Says Katie Bagli, who is an avid nature lover and she gives expression to her passion by writing for children. She has 34 published titles to her credit so far, nearly all of which are on various subjects of nature. She has published articles in several magazines.Katie was awarded the prestigious Rex Karmaveer Global Fellowship Award (instituted by iCongo and the UN) in 2019. “It is never too early to inculcate the habit of reading in a child. Parents can begin reading out stories even before the infant has begun talking or walking. Let reading stories be quality time for the child – let it mean much more than just hearing a story.

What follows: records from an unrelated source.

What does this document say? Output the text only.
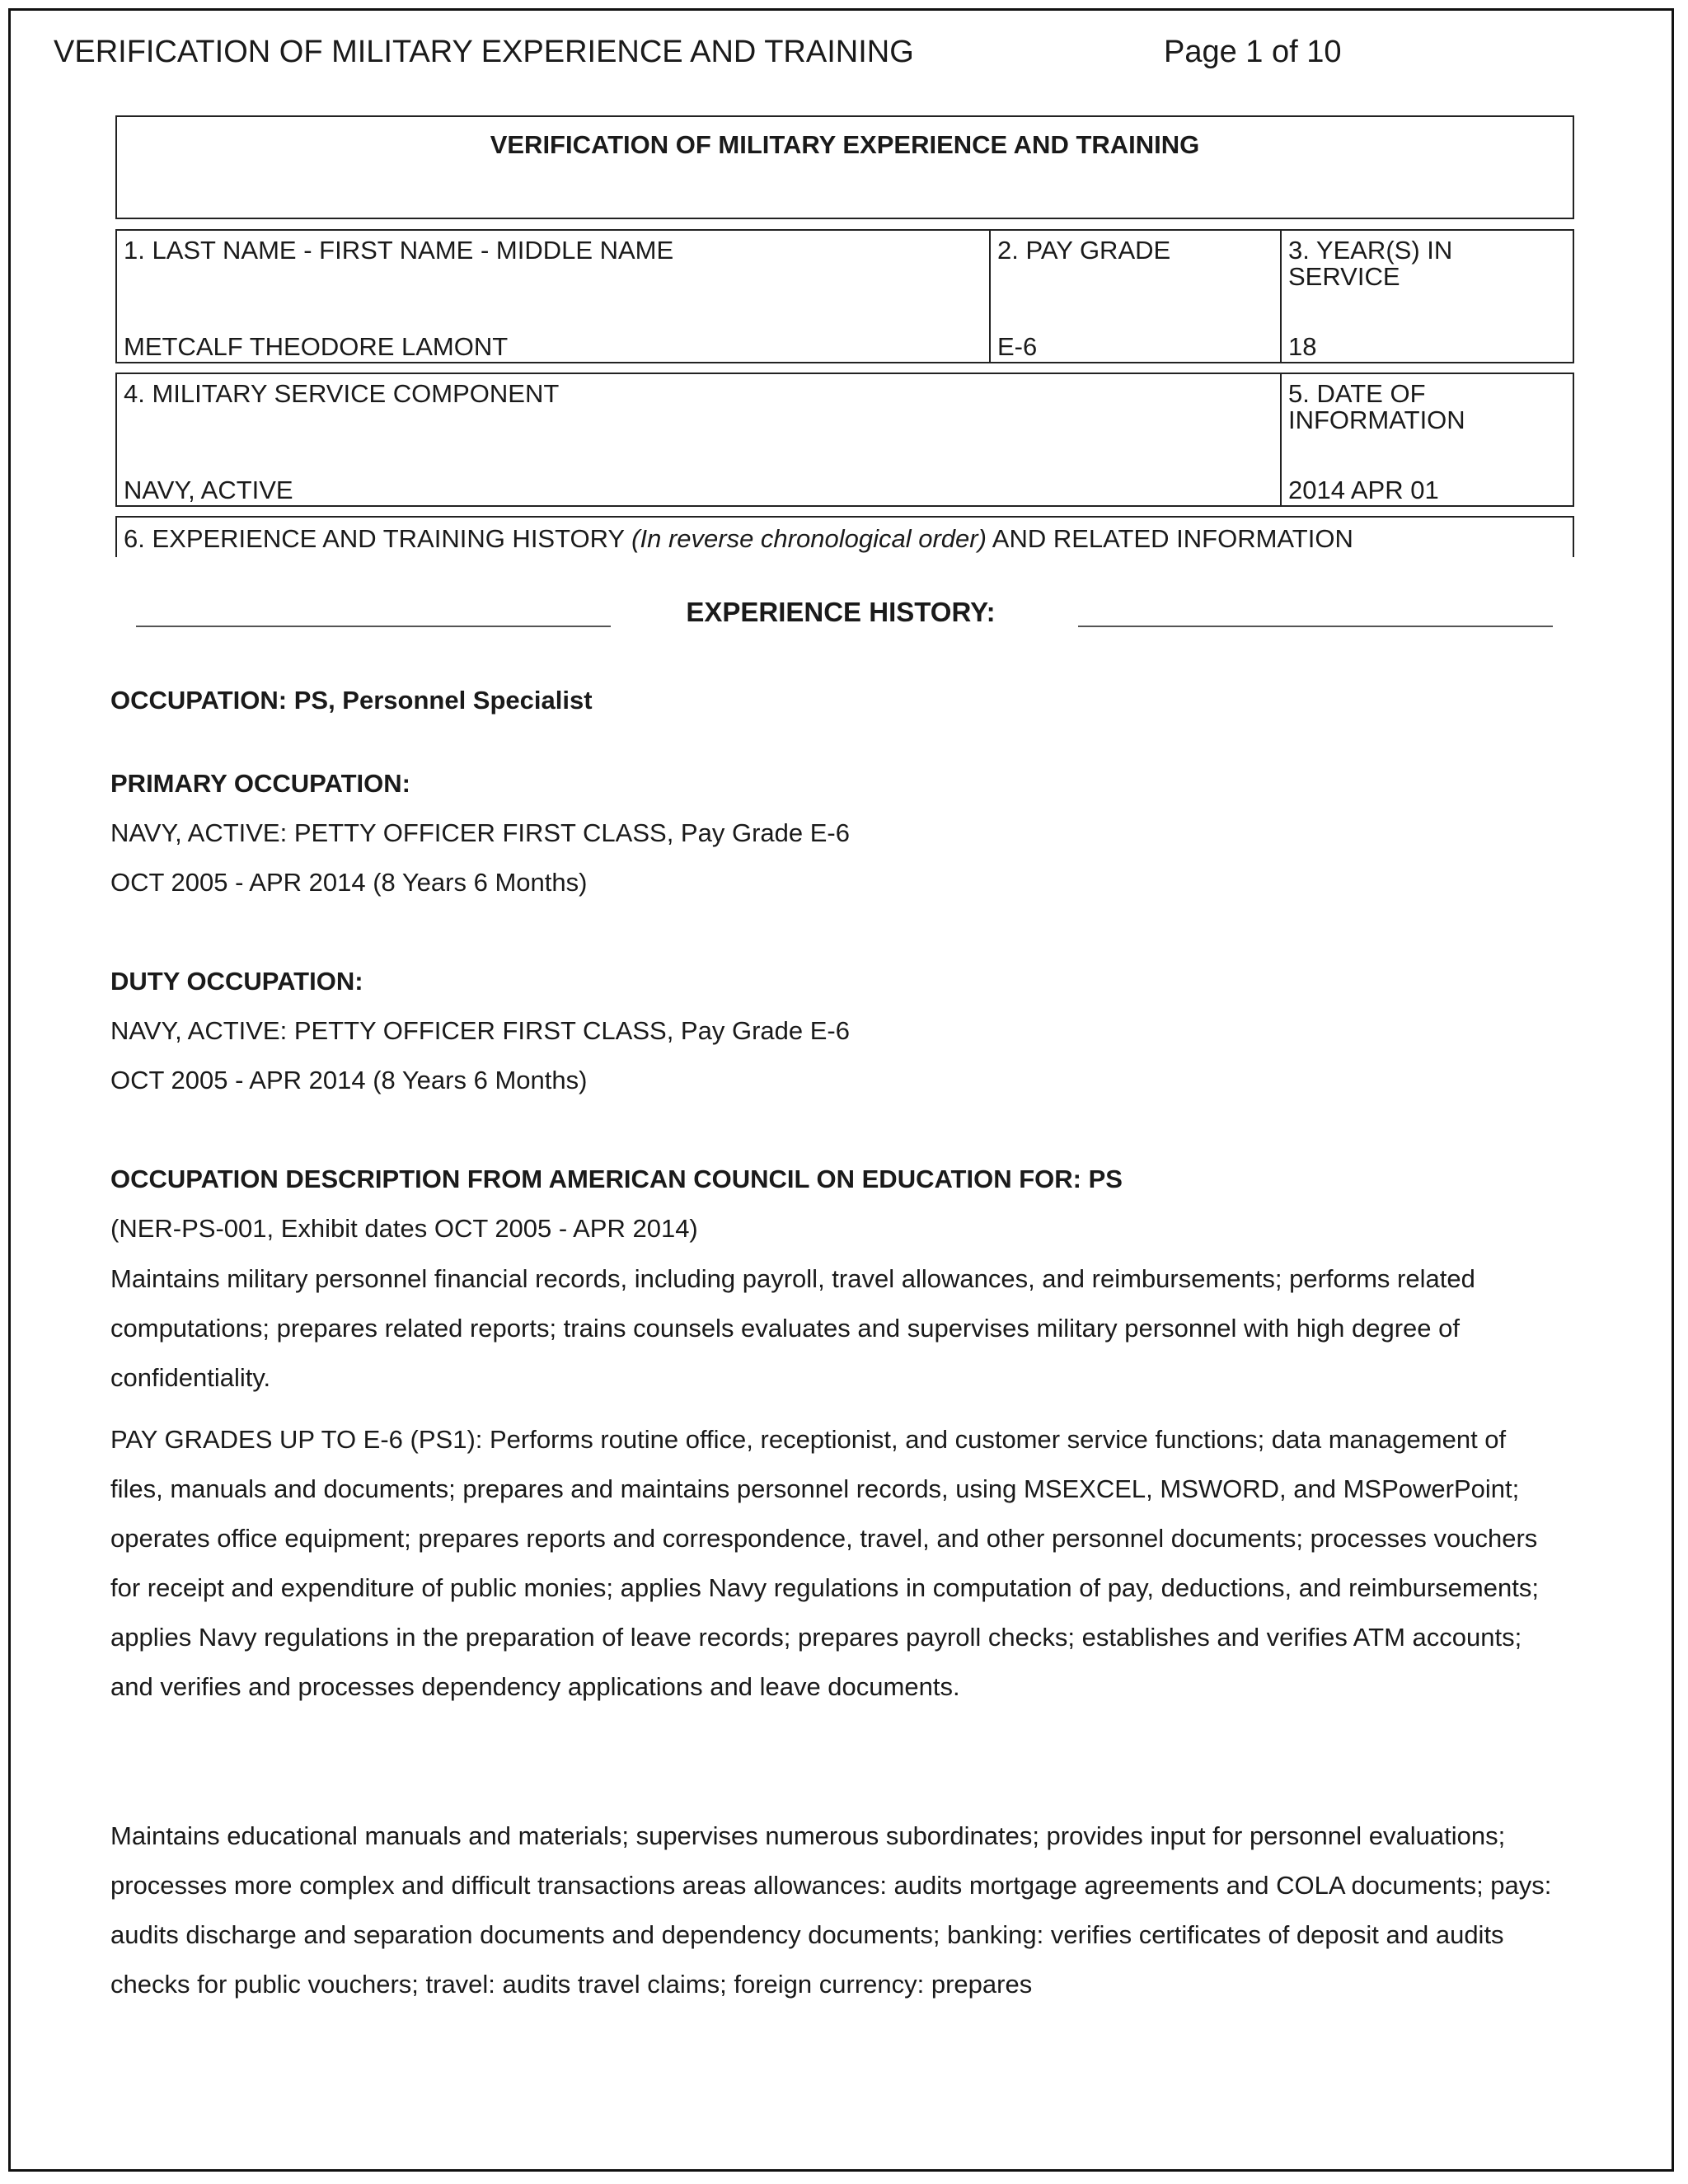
VERIFICATION OF MILITARY EXPERIENCE AND TRAINING	Page 1 of 10
VERIFICATION OF MILITARY EXPERIENCE AND TRAINING
1. LAST NAME - FIRST NAME - MIDDLE NAME
METCALF THEODORE LAMONT
2. PAY GRADE
E-6
3. YEAR(S) IN
SERVICE
18
4. MILITARY SERVICE COMPONENT
NAVY, ACTIVE
5. DATE OF
INFORMATION
2014 APR 01
6. EXPERIENCE AND TRAINING HISTORY (In reverse chronological order) AND RELATED INFORMATION
EXPERIENCE HISTORY:
OCCUPATION: PS, Personnel Specialist
PRIMARY OCCUPATION:
NAVY, ACTIVE: PETTY OFFICER FIRST CLASS, Pay Grade E-6
OCT 2005 - APR 2014 (8 Years 6 Months)
DUTY OCCUPATION:
NAVY, ACTIVE: PETTY OFFICER FIRST CLASS, Pay Grade E-6
OCT 2005 - APR 2014 (8 Years 6 Months)
OCCUPATION DESCRIPTION FROM AMERICAN COUNCIL ON EDUCATION FOR: PS
(NER-PS-001, Exhibit dates OCT 2005 - APR 2014)
Maintains military personnel financial records, including payroll, travel allowances, and reimbursements; performs related computations; prepares related reports; trains counsels evaluates and supervises military personnel with high degree of confidentiality.
PAY GRADES UP TO E-6 (PS1): Performs routine office, receptionist, and customer service functions; data management of files, manuals and documents; prepares and maintains personnel records, using MSEXCEL, MSWORD, and MSPowerPoint; operates office equipment; prepares reports and correspondence, travel, and other personnel documents; processes vouchers for receipt and expenditure of public monies; applies Navy regulations in computation of pay, deductions, and reimbursements; applies Navy regulations in the preparation of leave records; prepares payroll checks; establishes and verifies ATM accounts; and verifies and processes dependency applications and leave documents.
Maintains educational manuals and materials; supervises numerous subordinates; provides input for personnel evaluations; processes more complex and difficult transactions areas allowances: audits mortgage agreements and COLA documents; pays: audits discharge and separation documents and dependency documents; banking: verifies certificates of deposit and audits checks for public vouchers; travel: audits travel claims; foreign currency: prepares
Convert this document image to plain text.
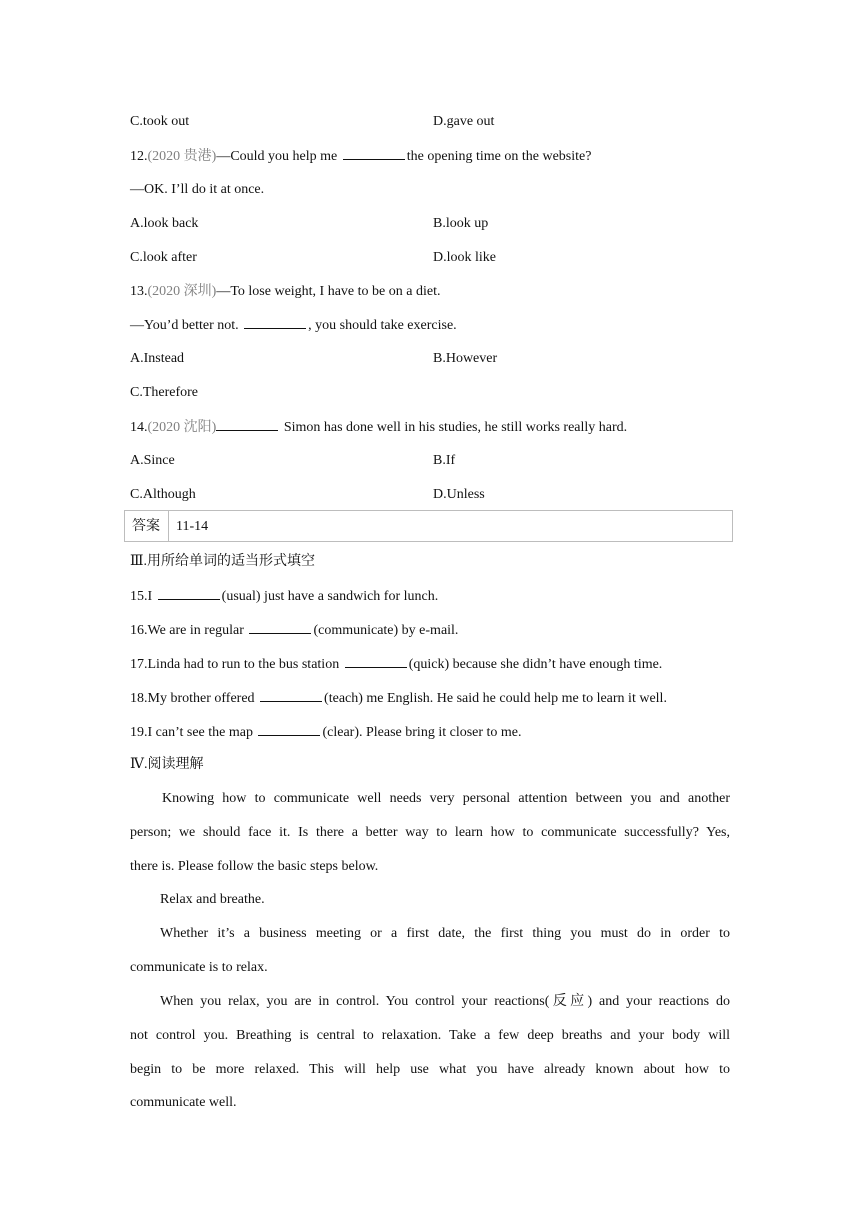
C.took out	D.gave out
12.(2020 贵港)—Could you help me	the opening time on the website?
—OK. I’ll do it at once.
A.look back	B.look up
C.look after	D.look like
13.(2020 深圳)—To lose weight, I have to be on a diet.
—You’d better not.	, you should take exercise.
A.Instead	B.However
C.Therefore
14.(2020 沈阳)	Simon has done well in his studies, he still works really hard.
A.Since	B.If
C.Although	D.Unless
答案 11-14
Ⅲ.用所给单词的适当形式填空
15.I	(usual) just have a sandwich for lunch.
16.We are in regular	(communicate) by e-mail.
17.Linda had to run to the bus station	(quick) because she didn’t have enough time.
18.My brother offered	(teach) me English. He said he could help me to learn it well.
19.I can’t see the map	(clear). Please bring it closer to me.
Ⅳ.阅读理解
Knowing how to communicate well needs very personal attention between you and another
person; we should face it. Is there a better way to learn how to communicate successfully? Yes,
there is. Please follow the basic steps below.
Relax and breathe.
Whether it’s a business meeting or a first date, the first thing you must do in order to
communicate is to relax.
When you relax, you are in control. You control your reactions(反应) and your reactions do
not control you. Breathing is central to relaxation. Take a few deep breaths and your body will
begin to be more relaxed. This will help use what you have already known about how to
communicate well.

Maybe you can sing some parts of the story or maybe you can enact the roles of some of the characters or point to the pictures of the characters and talk about them. You can have a special cozy corner of the house devoted to storing books and for reading together with your child. Bear in mind that children love to mimic their parents. If they see you spending a lot of time reading, then they too would want to do the same,” she says.
Good writing happens with good reading
Says Rochelle Potkar, author of Four Degrees of Separation and Paper Asylum – shortlisted for the Rabindranath Tagore Literary Prize 2020. Her poetry film Skirt was showcased on Shonda Rhimes’ Shondaland. Her short story collection Bombay Hangovers available on Amazon worldwide has received rave reviews.
“Keep a reading hour. Form a book club. Form a writing club. Rummage through Amazon’s first pages to see if you like the first pages of a book or browse your local library or bookstore. Reading provides an island of solace and so does writing. Good writing happens with good reading,” she says.
“Literary Festivals are a healthy sign of a literary cultural landscape. I am a commerce grad, an MBA (Mktg), and a PG (Advt.) From my own personal experience, the Jaipur Literature Festival was my first creative writing course. I learned so much for 5 consecutive years going to each of its panels and scribbling notes fervently. Literature festivals not only make for good and better readers, but they might also provoke the writer in you,” she adds.